The couple spoke publicly at a Board of Selectmen meeting last month, claiming that the town’s recreation director, Danielle Strauss, had been treating them unfairly and charging them more than other vendors. They alleged they have also been charged a mandatory donation over the years for town events and that they have been “bullied,” saying that the situation has caused them both emotional and financial harm.

But Town Administrator Sean Fitzgerald said he thinks the complaint stems from a misunderstanding and inconsistencies in the Farmer’s Market policies. He said he thinks “there was some inconsistencies with how we establish policies for donations and solicitation, and as we go forward, we will look to standardize the fees and some of the costs associated with the Farmer’s Market.”

“The Farmer’s Market created a terrific opportunity for the creative economy to really thrive in Swampscott, but it’s important to recognize that over these last few years, our policies and regulations really do need to be updated to keep up with the complexities of the market,” Fitzgerald said.

Strauss said updating the policies for the market is something that she and Fitzgerald have been working on for quite awhile.

“The sleepy little Farmer’s Market has grown into quite the great little community event that we can have every single Sunday and it’s been very popular this summer and we felt it was time to update our policies,” Strauss said. “We have a lot more people emailing us every week asking us to join the Farmer’s Market.”
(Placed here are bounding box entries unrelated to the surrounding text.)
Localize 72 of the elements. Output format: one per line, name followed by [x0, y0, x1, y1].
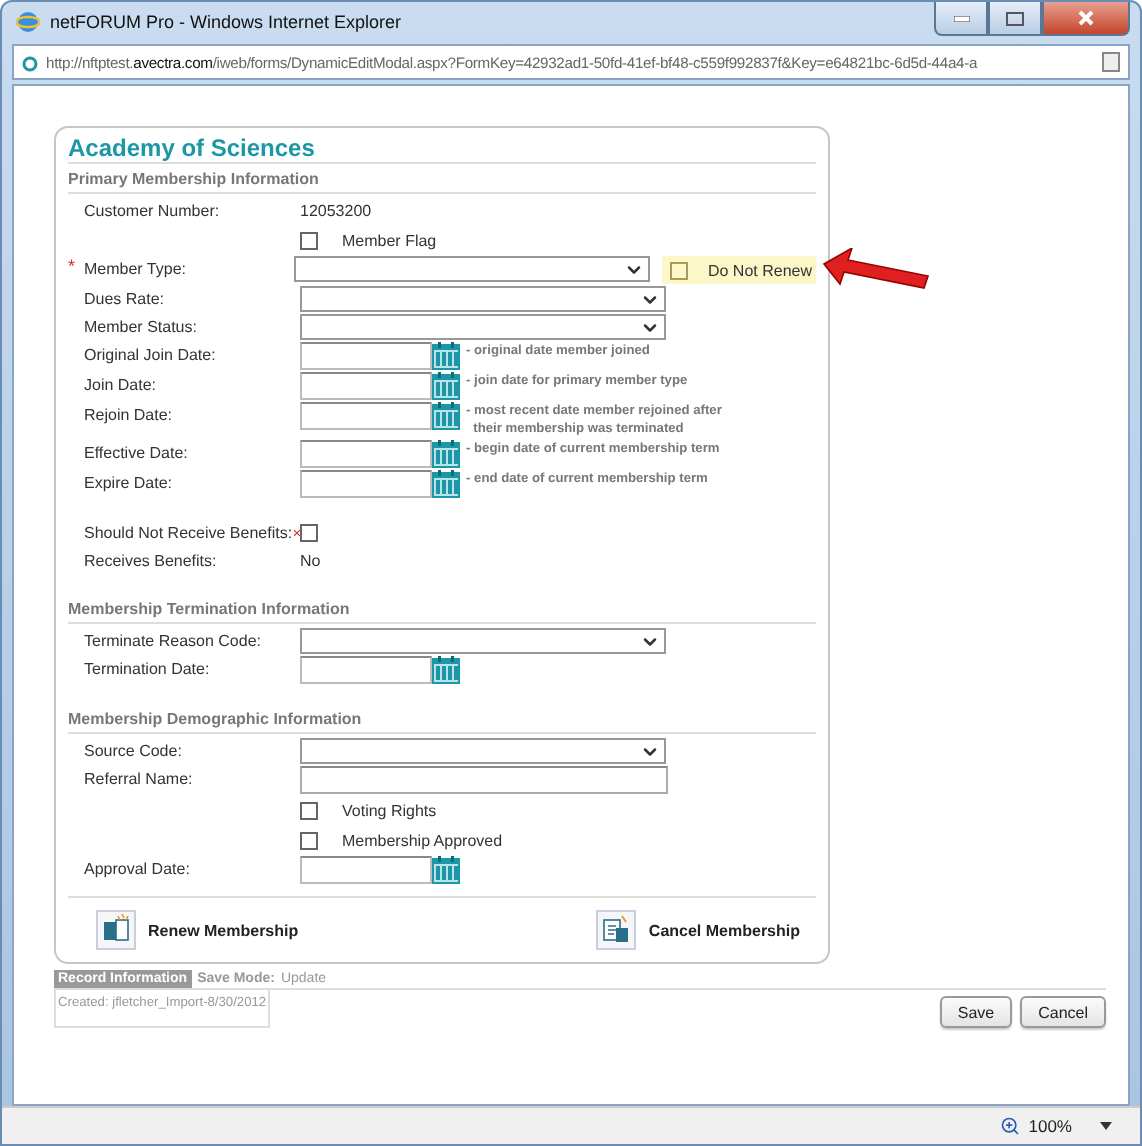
calendar-icon[interactable]: [432, 856, 460, 884]
date-field[interactable]: [300, 402, 432, 430]
calendar-icon[interactable]: [432, 470, 460, 498]
field-value: 12053200: [300, 200, 372, 224]
field-label: Receives Benefits:: [84, 552, 217, 570]
dropdown-field[interactable]: [300, 738, 666, 764]
date-field[interactable]: [300, 372, 432, 400]
field-label: Source Code:: [84, 742, 182, 760]
dropdown-field[interactable]: [300, 314, 666, 340]
compatibility-icon: [1102, 52, 1120, 72]
date-field[interactable]: [300, 440, 432, 468]
calendar-icon[interactable]: [432, 342, 460, 370]
section-heading: Membership Termination Information: [68, 594, 816, 624]
calendar-icon[interactable]: [432, 656, 460, 684]
zoom-level[interactable]: 100%: [1028, 1116, 1072, 1136]
dialog-button[interactable]: Save: [939, 996, 1013, 1028]
date-field[interactable]: [300, 856, 432, 884]
field-label: Approval Date:: [84, 860, 190, 878]
text-field[interactable]: [300, 766, 668, 794]
action-button[interactable]: Cancel Membership: [596, 910, 800, 950]
field-label: Expire Date:: [84, 474, 173, 492]
minimize-icon: [953, 15, 969, 21]
field-label: Customer Number:: [84, 202, 220, 220]
action-button[interactable]: Renew Membership: [96, 910, 299, 950]
checkbox[interactable]: [300, 524, 318, 542]
globe-icon: [16, 10, 40, 34]
checkbox-label: Voting Rights: [342, 801, 437, 819]
field-label: Join Date:: [84, 376, 157, 394]
field-label: Rejoin Date:: [84, 406, 173, 424]
calendar-icon[interactable]: [432, 372, 460, 400]
zoom-icon[interactable]: [1000, 1116, 1021, 1136]
checkbox-label: Do Not Renew: [707, 261, 812, 279]
field-label: Referral Name:: [84, 770, 193, 788]
field-label: Should Not Receive Benefits:: [84, 524, 293, 542]
section-heading: Primary Membership Information: [68, 162, 816, 194]
field-label: Effective Date:: [84, 444, 188, 462]
window-title: netFORUM Pro - Windows Internet Explorer: [50, 12, 404, 32]
checkbox[interactable]: [300, 801, 318, 819]
calendar-icon[interactable]: [432, 440, 460, 468]
field-label: Termination Date:: [84, 660, 210, 678]
page-icon: [22, 53, 38, 71]
checkbox-label: Membership Approved: [342, 831, 503, 849]
document-icon: [596, 910, 637, 950]
calendar-icon[interactable]: [432, 402, 460, 430]
documents-icon: [96, 910, 136, 950]
field-label: Dues Rate:: [84, 290, 165, 308]
field-label: Original Join Date:: [84, 346, 216, 364]
dropdown-icon[interactable]: [1100, 1122, 1112, 1130]
field-value: No: [300, 550, 321, 574]
dropdown-field[interactable]: [300, 628, 666, 654]
arrow-icon: [820, 248, 932, 292]
minimize-button[interactable]: [934, 2, 988, 36]
required-mark: *: [68, 256, 76, 276]
field-label: Member Type:: [84, 260, 186, 278]
close-icon: [1078, 10, 1094, 26]
date-field[interactable]: [300, 470, 432, 498]
date-field[interactable]: [300, 656, 432, 684]
checkbox[interactable]: [300, 231, 318, 249]
close-button[interactable]: [1042, 2, 1130, 36]
maximize-button[interactable]: [988, 2, 1042, 36]
section-heading: Membership Demographic Information: [68, 704, 816, 734]
dropdown-field[interactable]: [293, 256, 650, 282]
date-field[interactable]: [300, 342, 432, 370]
checkbox-label: Member Flag: [342, 231, 437, 249]
field-label: Member Status:: [84, 318, 197, 336]
checkbox[interactable]: [300, 831, 318, 849]
maximize-icon: [1006, 11, 1024, 25]
dialog-button[interactable]: Cancel: [1020, 996, 1106, 1028]
form-title: Academy of Sciences: [68, 134, 317, 162]
field-label: Terminate Reason Code:: [84, 632, 261, 650]
dropdown-field[interactable]: [300, 286, 666, 312]
checkbox[interactable]: [669, 261, 688, 279]
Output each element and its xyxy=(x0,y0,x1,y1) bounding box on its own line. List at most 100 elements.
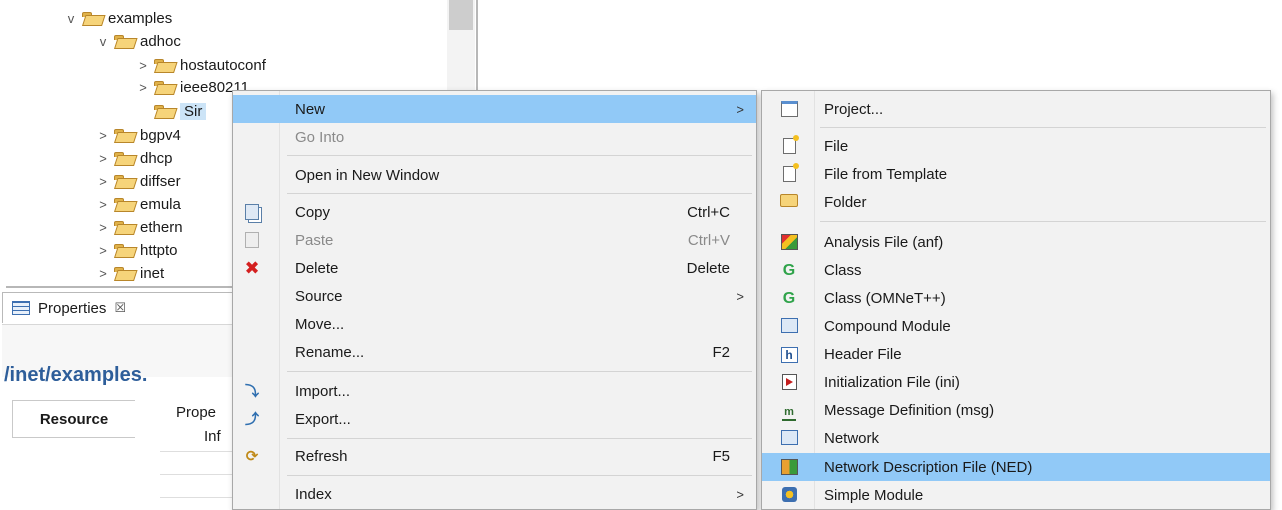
tree-item-diffserv[interactable]: > diffser xyxy=(92,170,181,192)
delete-icon: ✖ xyxy=(244,258,260,278)
menu-item-shortcut: Ctrl+V xyxy=(687,231,730,249)
submenu-item-omnet-class[interactable]: G Class (OMNeT++) xyxy=(762,284,1270,312)
analysis-file-icon xyxy=(780,234,798,250)
folder-icon xyxy=(114,197,134,211)
project-icon xyxy=(780,101,798,117)
file-template-icon xyxy=(780,163,799,182)
folder-icon xyxy=(154,104,174,118)
menu-item-new[interactable]: New > xyxy=(233,95,756,123)
chevron-right-icon[interactable]: > xyxy=(92,197,114,212)
submenu-item-label: Folder xyxy=(824,193,867,211)
folder-icon xyxy=(114,220,134,234)
chevron-right-icon[interactable]: > xyxy=(132,80,154,95)
submenu-item-project[interactable]: Project... xyxy=(762,95,1270,123)
submenu-item-ini-file[interactable]: Initialization File (ini) xyxy=(762,368,1270,396)
tree-item-ethernet[interactable]: > ethern xyxy=(92,216,182,238)
menu-item-index[interactable]: Index > xyxy=(233,480,756,508)
folder-icon xyxy=(114,34,134,48)
submenu-item-label: Network xyxy=(824,429,880,447)
tree-item-label: httpto xyxy=(140,241,178,259)
folder-icon xyxy=(154,80,174,94)
submenu-item-label: Initialization File (ini) xyxy=(824,373,960,391)
tree-item-label: examples xyxy=(108,9,173,27)
menu-item-rename[interactable]: Rename... F2 xyxy=(233,338,756,366)
compound-module-icon xyxy=(780,318,798,334)
submenu-item-label: Simple Module xyxy=(824,486,924,504)
chevron-down-icon[interactable]: v xyxy=(60,11,82,26)
chevron-right-icon[interactable]: > xyxy=(92,128,114,143)
submenu-item-label: Analysis File (anf) xyxy=(824,233,944,251)
tree-item-emulation[interactable]: > emula xyxy=(92,193,181,215)
tree-item-label: Sir xyxy=(180,102,207,120)
submenu-item-label: File xyxy=(824,137,849,155)
tree-item-bgpv4[interactable]: > bgpv4 xyxy=(92,124,181,146)
divider xyxy=(160,451,232,452)
folder-icon xyxy=(780,194,798,210)
tree-item-label: diffser xyxy=(140,172,181,190)
property-row-info: Inf xyxy=(204,428,221,445)
tree-item-label: hostautoconf xyxy=(180,56,266,74)
tree-item-dhcp[interactable]: > dhcp xyxy=(92,147,173,169)
menu-item-open-in-new-window[interactable]: Open in New Window xyxy=(233,161,756,189)
menu-item-export[interactable]: ⤴ Export... xyxy=(233,405,756,433)
submenu-item-msg-definition[interactable]: m Message Definition (msg) xyxy=(762,396,1270,424)
menu-item-refresh[interactable]: ⟳ Refresh F5 xyxy=(233,442,756,470)
tree-item-inet[interactable]: > inet xyxy=(92,262,164,284)
tab-resource[interactable]: Resource xyxy=(12,400,135,438)
tree-item-selected[interactable]: Sir xyxy=(132,100,207,122)
menu-item-label: Rename... xyxy=(295,343,365,361)
chevron-right-icon[interactable]: > xyxy=(92,174,114,189)
submenu-item-ned-file[interactable]: Network Description File (NED) xyxy=(762,453,1270,481)
folder-icon xyxy=(114,128,134,142)
close-icon[interactable]: ☒ xyxy=(114,300,126,316)
submenu-item-network[interactable]: Network xyxy=(762,424,1270,452)
menu-item-move[interactable]: Move... xyxy=(233,310,756,338)
menu-separator xyxy=(287,155,752,156)
tree-item-examples[interactable]: v examples xyxy=(60,7,172,29)
menu-item-label: Move... xyxy=(295,315,345,333)
submenu-item-file-from-template[interactable]: File from Template xyxy=(762,160,1270,188)
chevron-right-icon[interactable]: > xyxy=(92,151,114,166)
chevron-right-icon[interactable]: > xyxy=(92,220,114,235)
tree-item-adhoc[interactable]: v adhoc xyxy=(92,30,181,52)
submenu-item-analysis-file[interactable]: Analysis File (anf) xyxy=(762,228,1270,256)
submenu-item-file[interactable]: File xyxy=(762,132,1270,160)
menu-item-delete[interactable]: ✖ Delete Delete xyxy=(233,254,756,282)
chevron-right-icon[interactable]: > xyxy=(92,243,114,258)
chevron-right-icon[interactable]: > xyxy=(132,58,154,73)
properties-view: Properties ☒ /inet/examples. Resource Pr… xyxy=(0,288,234,508)
refresh-icon: ⟳ xyxy=(245,448,259,465)
submenu-item-folder[interactable]: Folder xyxy=(762,188,1270,216)
submenu-item-compound-module[interactable]: Compound Module xyxy=(762,312,1270,340)
menu-item-import[interactable]: ⤵ Import... xyxy=(233,377,756,405)
omnet-class-icon: G xyxy=(782,290,796,307)
submenu-item-header-file[interactable]: h Header File xyxy=(762,340,1270,368)
menu-item-label: Delete xyxy=(295,259,339,277)
chevron-down-icon[interactable]: v xyxy=(92,34,114,49)
submenu-item-class[interactable]: G Class xyxy=(762,256,1270,284)
folder-icon xyxy=(114,151,134,165)
paste-icon xyxy=(243,232,261,248)
tree-item-label: dhcp xyxy=(140,149,173,167)
property-column-header: Prope xyxy=(176,404,217,421)
chevron-right-icon[interactable]: > xyxy=(92,266,114,281)
submenu-item-simple-module[interactable]: Simple Module xyxy=(762,481,1270,509)
msg-definition-icon: m xyxy=(780,402,798,421)
menu-item-go-into[interactable]: Go Into xyxy=(233,123,756,151)
submenu-item-label: Project... xyxy=(824,100,884,118)
divider xyxy=(160,497,232,498)
tree-item-httptools[interactable]: > httpto xyxy=(92,239,178,261)
menu-item-shortcut: F2 xyxy=(712,343,730,361)
menu-item-paste[interactable]: Paste Ctrl+V xyxy=(233,226,756,254)
import-icon: ⤵ xyxy=(245,383,259,399)
menu-item-source[interactable]: Source > xyxy=(233,282,756,310)
tree-item-label: inet xyxy=(140,264,165,282)
menu-item-label: New xyxy=(295,100,326,118)
tree-item-hostautoconf[interactable]: > hostautoconf xyxy=(132,54,266,76)
tab-properties[interactable]: Properties ☒ xyxy=(2,292,234,323)
scrollbar-thumb[interactable] xyxy=(449,0,473,30)
menu-item-label: Copy xyxy=(295,203,331,221)
menu-item-copy[interactable]: Copy Ctrl+C xyxy=(233,198,756,226)
context-menu: New > Go Into Open in New Window Copy Ct… xyxy=(232,90,757,510)
header-file-icon: h xyxy=(780,346,798,363)
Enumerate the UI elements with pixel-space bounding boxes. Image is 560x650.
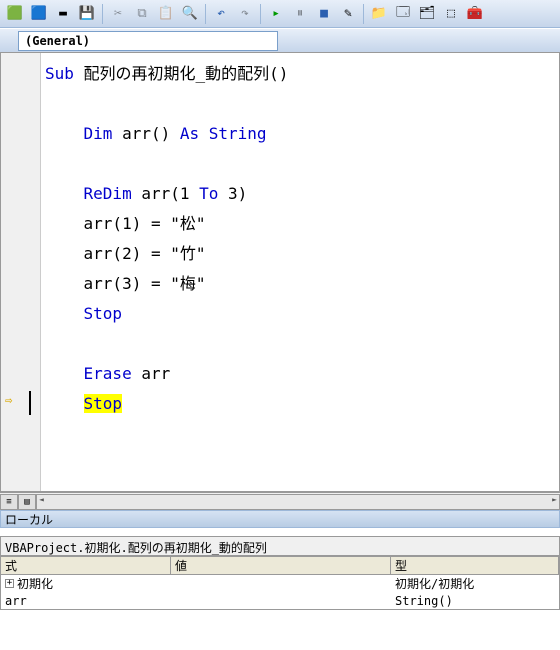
- paste-icon[interactable]: 📋: [155, 3, 177, 25]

“We’ve gone from a little over 10 vendors to now over 30 and it’s important to establish a structure that would allow us to deal with how we manage fees and logistics associated with the market,” said Fitzgerald. “I do think it’s important to have a board of directors that reflects a number of perspectives and I’m confident that we can continue to build upon the success of the market and evolve strategies that would help us ensure Swampscott’s Farmer’s Market is one of the best in Massachusetts.”

Fitzgerald said that when he was made aware of the complaint in July and learned the town was accepting cash for the market, the decision was made to prohibit cash fees. He said he doesn’t think the appearance of taking cash is appropriate and “I think we can coordinate some of the accounting and reconciliation if we move to either online or a non-cash payment system.”

Fitzgerald said staff had mentioned that there were some misunderstandings about the donations for the Fourth of July, or Strawberry Festival, which he said were not mandatory, but rather suggested.

Responding to the couple claiming that they had been charged more for the Farmer’s Market fee, or that they were charged when other vendors weren’t, Fitzgerald said he thinks that some vendors paid less and that’s part of the inconsistencies that the pair has identified as being unfair. He said there can be a different policy that captures the equity of the market — for example, he said there could be a different policy for vendors that are a little smaller or have a different type of product.

Strauss said there is a fee structure for vendors in the existing Farmer’s Market policy, which has been the same since the market started five years ago. According to the policy, which is shown on the market’s website, the flat rate for one tent is $20, for two tents, the cost is $40 and for more than two tents, the fee is $50.

Strauss said there were no suggested cash donations for the market, but rather just cash fees, and the change to paying by check or online was made in mid-July.

Fitzgerald and Strauss also addressed the couple’s claim that there was a “do not compete” at the market, where Maietta said they were the first coffee vendor and two more coffee vendors have since been added, by pointing out the existing Farmer’s Market policy, which reads that “the Farmer’s Market committee may sell (products) to complement the market. We will not compete with market vendors.”

Fitzgerald said some policy changes to the market will be recommended to the Board of Selectmen in the coming weeks. One of the changes will include creating more of a code of conduct for volunteers, staff and vendors.

He said that will include language such as wanting “vendors to treat customers with courtesy, respect and honesty, but also volunteers and staff” and wanting “folks to assist other vendors when possible and treat market staff, volunteers and vendors with respect and understanding.

“It’s important to understand that every complaint we get, we thoroughly evaluate,” Fitzgerald said. “We have looked into this and have taken some of the legitimate concerns and evolved these into changes that I think will help serve the Farmer’s Market in the future.

“I also think it’s important that folks are careful about how they deal with some of these issues and we have a terrific Farmer’s Market and I think the aspersions that have been cast are unfair and I really value the dedication and hard work of both staff and volunteers that have helped create a terrific, creative economy in Swampscott,” he said.

Maietta insists that there has not been a misunderstanding, and that policy changes won’t change the fact that there are two other coffee vendors in the market for the couple to compete with. She said the situation has “really done a job on our business” and will continue to pursue the matter, and that she thinks the town should “investigate this thoroughly.”